Cambridge's Helen Murphy and Libby (Elizabeth) Tilley reported on what they called 'ethnographish' research to find out how English and Arts faculty perceived the library. They focused on established faculty members and uncovered some really interesting stories to understand the experience of their academics. I must admit that the talks moved at an incredible pace and I did not catch all their examples but you can read about it yourself in NRAL in December.

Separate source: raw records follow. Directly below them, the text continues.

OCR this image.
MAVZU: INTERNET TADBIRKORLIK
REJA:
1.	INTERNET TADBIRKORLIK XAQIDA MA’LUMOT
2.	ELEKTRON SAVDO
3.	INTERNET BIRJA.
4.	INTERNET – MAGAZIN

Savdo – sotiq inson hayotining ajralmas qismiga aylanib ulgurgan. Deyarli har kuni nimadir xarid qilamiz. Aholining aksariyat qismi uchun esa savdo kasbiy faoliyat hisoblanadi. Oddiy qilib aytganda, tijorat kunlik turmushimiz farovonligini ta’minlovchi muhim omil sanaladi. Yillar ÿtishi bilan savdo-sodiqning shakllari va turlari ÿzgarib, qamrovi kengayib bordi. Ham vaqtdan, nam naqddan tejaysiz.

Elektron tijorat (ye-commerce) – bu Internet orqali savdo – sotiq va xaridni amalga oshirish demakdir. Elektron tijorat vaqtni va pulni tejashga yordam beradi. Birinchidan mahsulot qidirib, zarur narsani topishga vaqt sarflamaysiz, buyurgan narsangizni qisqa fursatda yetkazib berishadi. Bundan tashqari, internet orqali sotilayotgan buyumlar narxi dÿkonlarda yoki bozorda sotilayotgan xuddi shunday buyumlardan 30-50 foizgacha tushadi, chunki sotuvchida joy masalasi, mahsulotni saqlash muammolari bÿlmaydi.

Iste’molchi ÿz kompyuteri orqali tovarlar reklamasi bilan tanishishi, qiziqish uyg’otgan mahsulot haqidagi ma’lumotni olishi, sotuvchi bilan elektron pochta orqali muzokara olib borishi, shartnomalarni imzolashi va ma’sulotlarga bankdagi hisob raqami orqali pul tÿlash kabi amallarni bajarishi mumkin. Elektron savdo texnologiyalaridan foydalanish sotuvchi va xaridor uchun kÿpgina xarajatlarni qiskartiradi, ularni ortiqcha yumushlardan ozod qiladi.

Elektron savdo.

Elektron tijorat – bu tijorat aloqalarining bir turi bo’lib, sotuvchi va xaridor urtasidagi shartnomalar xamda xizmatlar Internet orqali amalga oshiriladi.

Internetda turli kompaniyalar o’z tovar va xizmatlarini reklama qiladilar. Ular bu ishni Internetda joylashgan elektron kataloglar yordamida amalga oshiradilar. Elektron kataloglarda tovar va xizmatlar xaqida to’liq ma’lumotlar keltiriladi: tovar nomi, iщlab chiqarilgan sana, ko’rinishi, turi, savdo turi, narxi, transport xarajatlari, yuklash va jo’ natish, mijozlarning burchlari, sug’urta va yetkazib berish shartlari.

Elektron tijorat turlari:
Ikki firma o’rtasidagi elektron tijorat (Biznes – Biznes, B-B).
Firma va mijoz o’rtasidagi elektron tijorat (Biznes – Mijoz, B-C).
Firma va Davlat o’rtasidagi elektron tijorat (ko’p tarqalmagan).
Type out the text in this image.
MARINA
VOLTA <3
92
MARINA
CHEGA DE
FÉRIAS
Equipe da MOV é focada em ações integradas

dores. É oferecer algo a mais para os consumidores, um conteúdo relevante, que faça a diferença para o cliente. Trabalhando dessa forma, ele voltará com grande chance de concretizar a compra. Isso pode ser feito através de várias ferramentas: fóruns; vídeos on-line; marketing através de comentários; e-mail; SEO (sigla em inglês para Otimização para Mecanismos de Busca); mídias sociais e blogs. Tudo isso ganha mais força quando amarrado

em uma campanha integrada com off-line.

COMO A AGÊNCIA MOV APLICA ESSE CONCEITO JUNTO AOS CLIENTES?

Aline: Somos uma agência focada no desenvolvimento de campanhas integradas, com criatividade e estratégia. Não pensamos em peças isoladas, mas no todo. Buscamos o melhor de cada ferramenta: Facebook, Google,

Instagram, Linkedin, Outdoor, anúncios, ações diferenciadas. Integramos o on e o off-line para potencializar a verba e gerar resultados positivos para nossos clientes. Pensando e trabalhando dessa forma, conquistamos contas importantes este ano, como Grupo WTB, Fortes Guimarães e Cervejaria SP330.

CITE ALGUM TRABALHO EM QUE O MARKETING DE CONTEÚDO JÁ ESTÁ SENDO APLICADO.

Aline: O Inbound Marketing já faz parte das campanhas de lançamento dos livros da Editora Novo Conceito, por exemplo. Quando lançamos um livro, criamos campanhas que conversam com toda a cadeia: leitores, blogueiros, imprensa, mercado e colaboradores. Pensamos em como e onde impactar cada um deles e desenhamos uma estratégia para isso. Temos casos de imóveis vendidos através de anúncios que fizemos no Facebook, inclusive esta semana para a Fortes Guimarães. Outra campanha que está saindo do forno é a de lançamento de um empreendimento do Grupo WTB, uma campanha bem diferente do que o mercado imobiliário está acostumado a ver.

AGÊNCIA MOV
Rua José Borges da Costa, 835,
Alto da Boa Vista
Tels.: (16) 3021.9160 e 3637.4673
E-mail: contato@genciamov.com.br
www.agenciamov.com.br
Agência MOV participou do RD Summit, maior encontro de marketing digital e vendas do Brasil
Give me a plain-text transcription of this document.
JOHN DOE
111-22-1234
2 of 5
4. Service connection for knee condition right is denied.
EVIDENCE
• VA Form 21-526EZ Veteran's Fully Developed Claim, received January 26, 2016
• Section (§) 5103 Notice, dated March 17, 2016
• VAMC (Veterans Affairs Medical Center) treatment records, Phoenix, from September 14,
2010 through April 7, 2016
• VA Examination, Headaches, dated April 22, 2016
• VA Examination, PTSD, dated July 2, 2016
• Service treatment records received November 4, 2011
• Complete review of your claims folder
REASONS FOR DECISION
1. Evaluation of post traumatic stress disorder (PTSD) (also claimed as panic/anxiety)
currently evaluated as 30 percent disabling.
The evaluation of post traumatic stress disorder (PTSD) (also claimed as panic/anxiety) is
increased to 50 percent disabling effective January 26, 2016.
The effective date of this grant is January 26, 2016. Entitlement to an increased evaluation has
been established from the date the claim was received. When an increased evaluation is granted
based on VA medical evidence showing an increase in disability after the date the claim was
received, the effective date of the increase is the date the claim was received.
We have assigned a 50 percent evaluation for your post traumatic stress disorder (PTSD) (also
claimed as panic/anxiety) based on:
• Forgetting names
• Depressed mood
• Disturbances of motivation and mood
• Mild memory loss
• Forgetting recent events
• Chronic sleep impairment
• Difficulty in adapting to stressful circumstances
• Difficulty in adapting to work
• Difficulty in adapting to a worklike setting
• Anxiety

John Cox opened his talk by saying that trends and pressures in Higher Education impact how the library positions itself.  John presented his detailed literature review article in a very clever way, choosing his top 10 quotes from his research as a summary of his work. There are thought-provoking insights in John’s paper including this quote from Murray and Ireland in a CRL article: Academic libraries are no longer the symbolic heart of the University. Lots of John’s points would be good conversation starters with senior university personnel.

Big questions

Róisín Gwyer from Portsmouth talked about librarians reinventing themselves by moving out of their areas, encouraging new roles for library leaders. Róisín referenced the SCONUL View from Above report that reports on the perspectives of senior leaders in universities about libraries.  For this report, 12 senior people were asked how they viewed library directors, what strategies library leaders can use in uncertain times, they asked questions about culture and how library leaders can move up to executive positions within institutions. I recommend having a read of the SCONUL report and Róisín’s article next month.

Nick Woolley (Northumbria) asked a couple of fundamental questions such as what is a library for? What is the value proposition? What does the library do for the institution? Northumbria created teams around their major value propositions including a Reading Lists team whereby any competent member of the team goes out and does the liaison work and can also be a technical contributor in the management of the reading lists. 

In summary

Michelle Blake from York posed a very direct question in the early stage of the day; why are liaison librarians slow to take on advocacy work with researchers? The libraries that have made strides in this area have reported that their staff are enjoying the change and the challenge that being a research support librarian can bring. Liaison librarians are very good at what they do but their contributions can go up a noticeable notch by focusing efforts on talking to early career academic and researchers about RDM, copyright, collections, licenses, and scholarly communications. What are we afraid of?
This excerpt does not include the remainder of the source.